WASHINGTON – Despite holding a solid majority in the House, Republicans are already gearing up to place blame on Democrats for what will likely be the failures of multiple immigration bills making their way to the House floor on Thursday.
The House is voting on two different bills. One is a hardline conservative bill that has been under consideration for months. The other is a “compromise” bill cobbled together in the final minutes of an attempt by moderates to commandeer the floor from Republican leaders.
Neither bill is expected to pass, given fierce divisions in the GOP conference. And the Republican leadership’s primary goal was to avert the discharge petition and never had interest in passing a bill, according to a high-ranking Republican aide.
Nevertheless, Republicans are already shifting blame to Democrats, who have been sidelined while the two immigration bills were being crafted.
Rep. Andy Harris of Maryland told Business Insider that because Democrats support a fix for the Deferred Action for Childhood Arrivals (DACA) program, which both bills include, the blame lies on them for not voting for it.
“Let me just say that it astounds me that a bill that could fail this afternoon because obviously the people who want a DACA fix are not going to vote for a DACA fix this afternoon,” he said. “It’s stunning.”
“The biggest obstacle is a political obstacle,” Harris added. “The Democrats have asked for a DACA legalization fix. We’re putting how many in front of them today and not a single one may vote for it.”

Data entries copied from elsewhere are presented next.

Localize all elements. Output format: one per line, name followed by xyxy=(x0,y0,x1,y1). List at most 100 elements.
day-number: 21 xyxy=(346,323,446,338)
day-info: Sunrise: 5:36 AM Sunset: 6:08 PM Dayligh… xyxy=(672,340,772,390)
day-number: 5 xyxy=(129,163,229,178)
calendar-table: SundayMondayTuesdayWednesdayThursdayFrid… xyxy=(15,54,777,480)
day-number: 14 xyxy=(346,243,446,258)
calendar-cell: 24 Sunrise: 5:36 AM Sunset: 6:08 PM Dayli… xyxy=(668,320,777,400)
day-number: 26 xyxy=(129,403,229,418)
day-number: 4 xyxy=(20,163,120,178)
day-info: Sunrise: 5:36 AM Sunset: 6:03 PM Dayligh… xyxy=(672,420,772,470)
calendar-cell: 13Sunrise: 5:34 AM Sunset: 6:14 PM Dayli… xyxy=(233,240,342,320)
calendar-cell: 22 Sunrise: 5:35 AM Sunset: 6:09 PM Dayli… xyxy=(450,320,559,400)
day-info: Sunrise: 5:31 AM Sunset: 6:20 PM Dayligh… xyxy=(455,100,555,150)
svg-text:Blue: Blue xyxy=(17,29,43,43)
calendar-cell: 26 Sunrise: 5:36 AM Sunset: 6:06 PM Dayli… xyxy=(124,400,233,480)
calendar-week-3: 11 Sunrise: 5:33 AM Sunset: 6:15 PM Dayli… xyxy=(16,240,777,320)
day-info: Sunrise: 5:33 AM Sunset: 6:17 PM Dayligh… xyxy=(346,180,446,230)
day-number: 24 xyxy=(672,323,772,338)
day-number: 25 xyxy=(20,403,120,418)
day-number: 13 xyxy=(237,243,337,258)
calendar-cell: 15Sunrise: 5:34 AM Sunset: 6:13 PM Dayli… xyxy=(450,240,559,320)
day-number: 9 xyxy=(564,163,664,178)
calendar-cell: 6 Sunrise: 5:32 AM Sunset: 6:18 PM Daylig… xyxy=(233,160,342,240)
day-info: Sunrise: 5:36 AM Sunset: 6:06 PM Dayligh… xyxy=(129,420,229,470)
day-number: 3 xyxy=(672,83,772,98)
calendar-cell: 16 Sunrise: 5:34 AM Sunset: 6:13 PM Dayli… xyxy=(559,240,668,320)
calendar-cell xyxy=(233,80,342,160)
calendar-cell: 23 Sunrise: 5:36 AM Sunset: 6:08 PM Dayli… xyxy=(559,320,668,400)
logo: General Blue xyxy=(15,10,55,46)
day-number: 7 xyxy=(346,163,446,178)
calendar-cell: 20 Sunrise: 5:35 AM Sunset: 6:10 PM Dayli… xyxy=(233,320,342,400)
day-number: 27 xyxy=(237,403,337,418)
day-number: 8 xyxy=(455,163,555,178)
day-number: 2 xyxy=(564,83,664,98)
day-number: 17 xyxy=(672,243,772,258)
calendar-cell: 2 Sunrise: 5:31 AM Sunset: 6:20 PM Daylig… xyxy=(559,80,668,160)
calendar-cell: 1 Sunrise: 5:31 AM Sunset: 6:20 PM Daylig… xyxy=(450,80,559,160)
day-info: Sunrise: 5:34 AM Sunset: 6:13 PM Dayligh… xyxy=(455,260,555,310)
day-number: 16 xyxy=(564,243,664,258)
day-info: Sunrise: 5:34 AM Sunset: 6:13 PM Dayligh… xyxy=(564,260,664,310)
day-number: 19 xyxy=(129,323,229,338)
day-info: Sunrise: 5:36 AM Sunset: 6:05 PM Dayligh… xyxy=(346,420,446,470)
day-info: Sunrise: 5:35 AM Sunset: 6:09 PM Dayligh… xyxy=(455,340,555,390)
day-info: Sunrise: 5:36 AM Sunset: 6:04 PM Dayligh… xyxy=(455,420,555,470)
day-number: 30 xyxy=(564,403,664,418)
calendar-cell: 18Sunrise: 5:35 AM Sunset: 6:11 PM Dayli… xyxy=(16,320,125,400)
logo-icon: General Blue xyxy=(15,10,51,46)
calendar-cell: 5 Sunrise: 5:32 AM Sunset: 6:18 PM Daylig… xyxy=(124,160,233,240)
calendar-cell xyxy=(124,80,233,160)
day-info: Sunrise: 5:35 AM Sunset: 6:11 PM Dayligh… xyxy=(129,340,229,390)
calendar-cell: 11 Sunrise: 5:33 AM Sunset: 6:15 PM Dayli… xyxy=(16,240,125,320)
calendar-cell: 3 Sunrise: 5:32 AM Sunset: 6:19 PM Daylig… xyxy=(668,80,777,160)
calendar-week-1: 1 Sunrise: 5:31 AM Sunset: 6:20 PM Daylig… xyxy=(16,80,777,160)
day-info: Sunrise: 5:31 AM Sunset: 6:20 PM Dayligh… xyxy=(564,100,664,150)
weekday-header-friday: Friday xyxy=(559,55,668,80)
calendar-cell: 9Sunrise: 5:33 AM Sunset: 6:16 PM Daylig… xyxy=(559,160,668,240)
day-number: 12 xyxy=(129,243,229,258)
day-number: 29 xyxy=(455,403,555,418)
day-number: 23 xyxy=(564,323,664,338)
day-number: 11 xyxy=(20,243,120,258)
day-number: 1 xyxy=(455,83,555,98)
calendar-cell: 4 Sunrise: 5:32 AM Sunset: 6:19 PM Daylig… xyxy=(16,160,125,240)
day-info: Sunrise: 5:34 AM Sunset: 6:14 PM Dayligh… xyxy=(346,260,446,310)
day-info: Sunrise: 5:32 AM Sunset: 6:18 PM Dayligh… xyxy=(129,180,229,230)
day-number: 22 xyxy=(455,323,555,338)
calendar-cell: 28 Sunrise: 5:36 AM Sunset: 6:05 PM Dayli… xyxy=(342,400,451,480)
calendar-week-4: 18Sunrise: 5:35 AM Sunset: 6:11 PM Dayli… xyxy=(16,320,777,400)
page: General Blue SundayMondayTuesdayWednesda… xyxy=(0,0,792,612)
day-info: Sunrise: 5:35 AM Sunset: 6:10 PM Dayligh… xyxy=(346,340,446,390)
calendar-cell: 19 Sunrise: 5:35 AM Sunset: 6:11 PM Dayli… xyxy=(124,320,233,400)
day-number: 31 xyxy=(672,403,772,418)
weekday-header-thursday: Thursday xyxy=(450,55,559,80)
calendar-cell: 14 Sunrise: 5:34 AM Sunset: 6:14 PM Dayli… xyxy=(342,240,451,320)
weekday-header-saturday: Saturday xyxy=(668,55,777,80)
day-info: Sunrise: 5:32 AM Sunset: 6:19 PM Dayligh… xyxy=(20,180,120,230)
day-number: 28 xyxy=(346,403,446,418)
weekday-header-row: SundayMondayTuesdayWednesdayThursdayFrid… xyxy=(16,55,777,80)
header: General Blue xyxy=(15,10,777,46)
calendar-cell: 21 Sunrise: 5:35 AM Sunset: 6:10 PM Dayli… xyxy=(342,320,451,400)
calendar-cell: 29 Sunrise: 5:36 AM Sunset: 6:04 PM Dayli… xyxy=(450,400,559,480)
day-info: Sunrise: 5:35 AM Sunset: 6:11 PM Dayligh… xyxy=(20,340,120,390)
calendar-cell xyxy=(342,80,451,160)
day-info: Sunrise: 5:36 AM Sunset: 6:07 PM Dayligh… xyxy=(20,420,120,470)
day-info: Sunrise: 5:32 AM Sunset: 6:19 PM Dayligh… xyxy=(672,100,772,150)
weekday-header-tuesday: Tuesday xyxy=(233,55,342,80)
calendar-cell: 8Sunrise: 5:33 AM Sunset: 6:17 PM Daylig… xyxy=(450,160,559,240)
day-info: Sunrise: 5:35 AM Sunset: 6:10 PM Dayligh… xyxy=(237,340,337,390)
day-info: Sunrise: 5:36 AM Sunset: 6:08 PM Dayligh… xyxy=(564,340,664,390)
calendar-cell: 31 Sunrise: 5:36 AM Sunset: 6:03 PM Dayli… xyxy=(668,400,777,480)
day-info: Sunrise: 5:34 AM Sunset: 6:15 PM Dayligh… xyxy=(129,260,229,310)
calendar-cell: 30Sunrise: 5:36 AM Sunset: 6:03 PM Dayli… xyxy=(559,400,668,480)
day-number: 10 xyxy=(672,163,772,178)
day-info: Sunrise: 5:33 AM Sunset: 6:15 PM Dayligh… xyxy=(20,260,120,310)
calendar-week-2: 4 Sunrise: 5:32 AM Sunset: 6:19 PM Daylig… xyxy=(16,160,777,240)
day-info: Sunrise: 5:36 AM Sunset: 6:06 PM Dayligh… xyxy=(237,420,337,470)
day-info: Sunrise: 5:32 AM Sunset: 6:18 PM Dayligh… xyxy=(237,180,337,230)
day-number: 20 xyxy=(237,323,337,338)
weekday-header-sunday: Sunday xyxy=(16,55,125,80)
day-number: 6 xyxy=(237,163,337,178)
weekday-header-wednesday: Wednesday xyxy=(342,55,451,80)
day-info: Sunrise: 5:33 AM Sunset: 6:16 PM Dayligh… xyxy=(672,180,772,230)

When asked why Republicans cannot unite around a bill, despite having an overwhelming majority of seats in Congress, Harris again blamed Democrats, many of whom object to other components of both bills on border security policy.
“Those are the numbers,” he said. “I mean the numbers are we should be getting Democrats to vote for these common-sense bills.”
Even House Speaker Paul Ryan tried to pin the situation on Democrats during his weekly press conference Thursday morning.
“I’m beginning to think that the Democrats who make this alternative argument are less interested in keeping families intact and more interested in having open borders,” Ryan said. “And the last thing we want to do is have an incentive for illegal immigration and open borders.”
The votes are just for Republicans to ‘express themselves’ on the floor
Ryan also downplayed the importance of even passing a bill, acknowledging that it was merely a concerted effort to avoid the discharge petition.
“Let’s take a step back here and remember why we’re here this week with this process. Our goal was to prevent a discharge petition from reaching the floor,” Ryan said. “Because a discharge petition would have brought legislation to the floor that the president would have surely vetoed. It would have been an exercise in futility. But a lot of our members want to be able to express themselves by voting for the policies that they like, so that they can express their votes on the floor.”
But Rep. Jim Jordan of Ohio, a founding member of the ultra-conservative House Freedom Caucus, said a heavy portion of the blame belongs to many in the House Republican Conference.
“The simple answer is not enough Republicans are willing to do what we told the American people we were going to do when they elected us,” Jordan said. “We saw the same thing play out on the Obamacare repeal legislation.”
Throughout the immigration process in Congress, the sole litmus test for any legislation was whether or not President Donald Trump would sign a bill into law.
Because Republicans have a majority in the House, its passage through the lower chamber should be a piece of cake. But with a fractured GOP conference, Republicans will try to pin it on the Democrats.
Update Thursday afternoon: Republicans failed to pass the conservative Goodlatte-McCaul immigration bill by a vote of 193-231. While 41 Republicans voted against the bill, the ‘yea’ turnout exceeded original expectations.
In addition, House Majority Leader Kevin McCarthy postponed the vote on the moderate compromise bill until Friday so that members will have more time to read and consider it. The entire House Republican Conference will me at 4:30 pm ET to discuss the next steps.